De retour de la séance d’entraînement, quelqu’un nous attend, c’est de toute évidence le Président Jacques Anouma qui ne peut pas passer un jour sans venir voir de visu sa troupe. Il veut se rassurer, savoir s’il ne nous manque rien… Je signale en passant que le directeur général de la FIF est dans nos murs pour quelques quatre ou cinq jours, sa venue m’ a permis de savoir comment se portent mes collègues de la DTN á Abidjan.

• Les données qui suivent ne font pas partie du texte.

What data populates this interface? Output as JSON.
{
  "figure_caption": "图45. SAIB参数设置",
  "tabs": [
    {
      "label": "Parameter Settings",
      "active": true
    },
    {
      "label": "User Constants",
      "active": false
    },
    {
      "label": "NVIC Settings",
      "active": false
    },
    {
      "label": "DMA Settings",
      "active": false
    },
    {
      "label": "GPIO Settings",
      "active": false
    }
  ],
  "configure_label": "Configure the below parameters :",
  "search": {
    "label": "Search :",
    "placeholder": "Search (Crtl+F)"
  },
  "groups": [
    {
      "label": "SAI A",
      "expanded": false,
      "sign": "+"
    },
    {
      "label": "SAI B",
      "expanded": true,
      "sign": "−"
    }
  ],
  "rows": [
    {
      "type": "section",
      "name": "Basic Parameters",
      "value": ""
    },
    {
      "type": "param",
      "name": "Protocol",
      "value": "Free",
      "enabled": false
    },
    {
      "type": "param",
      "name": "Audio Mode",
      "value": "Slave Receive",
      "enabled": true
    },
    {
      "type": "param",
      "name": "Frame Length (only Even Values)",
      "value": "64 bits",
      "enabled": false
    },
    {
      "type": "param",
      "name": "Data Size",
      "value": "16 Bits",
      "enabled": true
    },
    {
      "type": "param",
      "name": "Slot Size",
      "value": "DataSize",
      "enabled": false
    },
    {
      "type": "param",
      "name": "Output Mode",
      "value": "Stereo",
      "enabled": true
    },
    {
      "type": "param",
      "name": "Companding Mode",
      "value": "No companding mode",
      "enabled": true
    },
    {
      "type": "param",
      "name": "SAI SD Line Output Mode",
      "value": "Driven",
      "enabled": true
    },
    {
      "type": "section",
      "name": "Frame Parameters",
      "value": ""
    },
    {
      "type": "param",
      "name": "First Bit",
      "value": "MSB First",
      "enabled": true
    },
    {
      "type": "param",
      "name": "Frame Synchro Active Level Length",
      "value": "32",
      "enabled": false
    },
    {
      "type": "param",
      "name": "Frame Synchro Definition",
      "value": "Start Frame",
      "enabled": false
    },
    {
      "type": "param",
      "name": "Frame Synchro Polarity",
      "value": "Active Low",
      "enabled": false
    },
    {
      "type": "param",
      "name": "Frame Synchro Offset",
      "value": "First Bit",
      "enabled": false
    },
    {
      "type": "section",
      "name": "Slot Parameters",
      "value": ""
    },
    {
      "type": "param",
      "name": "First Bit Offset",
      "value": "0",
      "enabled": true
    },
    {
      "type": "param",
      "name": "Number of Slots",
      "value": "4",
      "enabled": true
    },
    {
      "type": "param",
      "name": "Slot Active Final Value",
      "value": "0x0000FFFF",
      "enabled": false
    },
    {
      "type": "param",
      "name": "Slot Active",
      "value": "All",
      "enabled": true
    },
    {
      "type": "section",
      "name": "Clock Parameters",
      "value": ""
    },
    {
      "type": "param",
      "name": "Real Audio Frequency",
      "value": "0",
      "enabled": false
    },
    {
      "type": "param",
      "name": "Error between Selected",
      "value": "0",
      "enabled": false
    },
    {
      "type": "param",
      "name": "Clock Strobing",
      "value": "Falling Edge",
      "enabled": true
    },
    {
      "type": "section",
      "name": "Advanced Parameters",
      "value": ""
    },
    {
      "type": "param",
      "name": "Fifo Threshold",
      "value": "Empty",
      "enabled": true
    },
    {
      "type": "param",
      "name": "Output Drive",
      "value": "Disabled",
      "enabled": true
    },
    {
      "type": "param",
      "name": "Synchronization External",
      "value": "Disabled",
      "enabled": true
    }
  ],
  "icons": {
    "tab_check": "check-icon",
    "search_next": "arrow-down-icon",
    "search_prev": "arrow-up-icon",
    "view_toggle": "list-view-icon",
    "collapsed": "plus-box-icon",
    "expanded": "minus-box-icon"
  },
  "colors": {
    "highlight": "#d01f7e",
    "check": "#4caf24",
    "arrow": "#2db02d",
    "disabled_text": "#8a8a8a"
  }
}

Il est l’heure pour les séries de matches télévisés. Je vous laisse en vous disant à demain, si Dieu le veut.

Yeo Martial

_______________________________________________________________________________________________________________________________________________

Dimanche 11 juin: Découragement n'est pas ivoirien

Pour ce match contre l'Argentine j'étais très relaxe au point que les jeunes supporters des Eléphants qui sont montés á bord du même train que moi  pour  effectuer le voyage Bonn-Hamboug me semblaient, à l'inverse, très inquiets.
 
En réponse aux nombreuses questions qu'ils me posaient  je leur disais, entre autre, que ma quiétude venait du fait que pour moi, la position de challenger de la Côte d'Ivoire devrait  libérer les joueurs.
Ayant démarré de Bonn à 9h 45 , mon train est arrivé à Hambourg à 14h10.
 
J'ai éte conforté dans mon attitude, dès mon entrée à l'Hôtel Grand Elysée oú se trouvait toute la délégation ivoirienne. La sérenité se lisait sur tous les visages. Si j'avais été aux commandes, je n'aurais pas mieux pu faire que ce qu'a fait Henri Michel dont l'expérience - il en est à sa cinquième Coupe du monde, une comme joueur et désormais quatre comme entraîneur - est un atout très appréciable. Les joueurs étaient donc isolés sur leur pallier pour mieux se concentrer. L'essentiel de ce qui aurait pu être dit l'a été par le coach dans sa dernière interview, lorsqu'il demandait aux joueurs d'avoir un mental fort.
 
Tout cela s'est vérifié au cours du match, car les novices du Mondial, les Eléphants, face aux grands habitués et favoris Argentins ont livré un match sans complexe , dominant de surcroît une partie de la rencontre. Ils n'ont pas démérité, au contraire. iIs sont á encourager malgré cette courte défaite. Mes espoirs demeurent toujours, par rapport à la suite de la compétition.
 
Nous avons encore un bon coup à jouer. Que tous redoublent d'efforts. De ma place d'observateur derrière les buts comme aiment le faire les techniciens britanniques, j'ai pu bien suivre l' évolution de notre attaque en premiére mi-temps, là je peux dire qu'avec un peu plus d'audace nous aurions pu mener au score avant les Argentins. Ensuite, en deuxième mi-temps j' ai pu également bien observer notre défense qui, je pense, pourra s'améliorer durant les rencontres qui viennent. Ne dit-on pas que découragement n'est pas ivoirien? Allez les Eléphants! Tout le pays vous soutient, nous sommes fiers de vous.
 
Yeo Martial
 

Jeudi 8 juin 2006: Les Ivoiriens passent à l'orange

« Le football fait l’amour au monde à l’horizontale et même à la verticale ».Qui peut dire le contraire. Qui laisse t-il indifférent ? C’est la fièvre du football aujourd’hui en Côte D’Ivoire. Qui ne voudrait pas que son fils, son neveu, son beau-fils devienne Drogba, Arouna, Maestro ? D’aucuns regrettent de n’avoir conçu que des filles. Il est devenu le baromètre des Ivoiriens. Dans tous les coins et recoins des rues, on vend du Kolo, du Arouna, du Drogba. Jamais les Ivoiriens n’ont autant aimé l’orange. Ils sucent l’orange, mangent et boivent en orange, s’habillent en orange, téléphonent en orange, s’éventent en orange. Même les pose souris des computers sont aux couleurs des Eléphants. Cela ne fait rechigner personne. Au contraire, c’est normal.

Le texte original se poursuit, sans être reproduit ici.